The Question: How does the Company Brain stay current when work happens across Slack, Jira, GitHub, CRM, and 50 other systems?


The Problem: Batch vs. Real-Time

The existing ingest_external_batch API supports batch ingestion — an actor explicitly triggers a data import. This works for periodic synchronization but fails for operational state: by the time you batch-import, the state is already stale.
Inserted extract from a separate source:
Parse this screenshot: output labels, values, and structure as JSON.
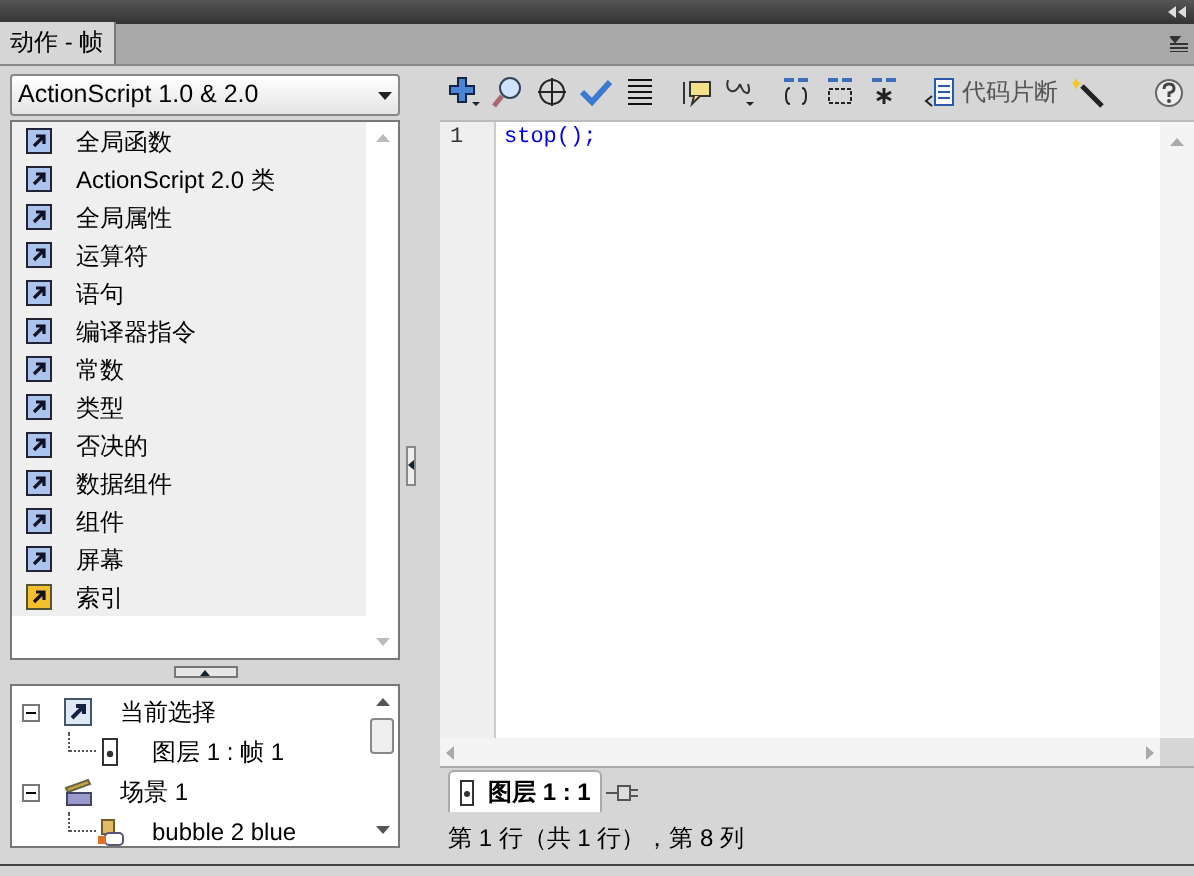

Real-time event streaming means the Company Brain updates as work happens — a Slack message posts, a Jira ticket moves, a PR merges, a customer call ends, and the graph reflects it immediately.


Event Sources

The EventStreamIngester supports multiple source types:

Source Type Description Example
WEBHOOK External system pushes events via HTTP Slack events API, Jira webhooks, GitHub webhooks
KAFKA Apache Kafka topic consumer Enterprise event bus
NATS NATS JetStream consumer Microservice events
REDIS_STREAM Redis Streams consumer Real-time notifications
POLLING Active polling of an external API REST APIs without webhook support
CDC Change Data Capture from a database PostgreSQL logical replication
MCP Model Context Protocol server events Agent ecosystem events
A2A Agent-to-Agent protocol messages Inter-agent communication

Registering Event Streams

from agent_utilities.knowledge_graph.core.company_brain import CompanyBrain
from agent_utilities.models.company_brain import (
    ActorType, EventSourceType, EventStreamConfig, WebhookEvent
)

brain = CompanyBrain()

# Register a Slack webhook stream
brain.events.register_stream(EventStreamConfig(
    name="Slack Engineering",
    source_type=EventSourceType.WEBHOOK,
    endpoint="https://hooks.slack.com/events/T0001/...",
    tenant_id="engineering",
    actor_id="service:slack-integration",
    actor_type=ActorType.AUTOMATED_SERVICE,
    batch_size=10,
))

# Register a GitHub webhook stream
brain.events.register_stream(EventStreamConfig(
    name="GitHub PRs",
    source_type=EventSourceType.WEBHOOK,
    endpoint="https://api.github.com/webhooks/...",
    tenant_id="engineering",
    actor_id="service:github-integration",
    actor_type=ActorType.AUTOMATED_SERVICE,
))

Submitting Events

Events are submitted to the queue and processed in batches:

# A human posts a message in Slack
brain.events.submit_event(WebhookEvent(
    source_type="slack",
    event_type="message.posted",
    payload={
        "channel": "#engineering",
        "user": "jane",
        "text": "Deploying API gateway v2.3 to production",
    },
    actor_id="analyst:jane",
    actor_type=ActorType.HUMAN,
    tenant_id="engineering",
))

# An AI agent creates a Jira ticket
brain.events.submit_event(WebhookEvent(
    source_type="jira",
    event_type="issue.created",
    payload={
        "project": "ENG",
        "summary": "API gateway health check timeout",
        "priority": "high",
    },
    actor_id="agent:monitoring",
    actor_type=ActorType.AI_AGENT,
    tenant_id="engineering",
))

# Process all queued events
result = brain.events.process_batch()
print(f"Ingested {result.events_ingested}/{result.events_received} events")
print(f"Created {result.nodes_created} nodes in {result.duration_ms:.1f}ms")

Ingestion Results

Every batch produces an IngestionResult with metrics:

Field Description
events_received Total events in the batch
events_ingested Successfully ingested
events_failed Failed (with retry)
nodes_created New graph nodes
edges_created New graph edges
conflicts_detected Conflicts found during ingestion
duration_ms Processing time

Continuous OWL Reasoning

When significant state changes arrive via event streams, the Company Brain can trigger OWLBridge.run_cycle() to discover new inferred facts. This transforms passive data ingestion into active knowledge discovery: a customer call triggers a Slack event, which updates the graph, which triggers OWL reasoning, which discovers that the customer is now in a new risk category.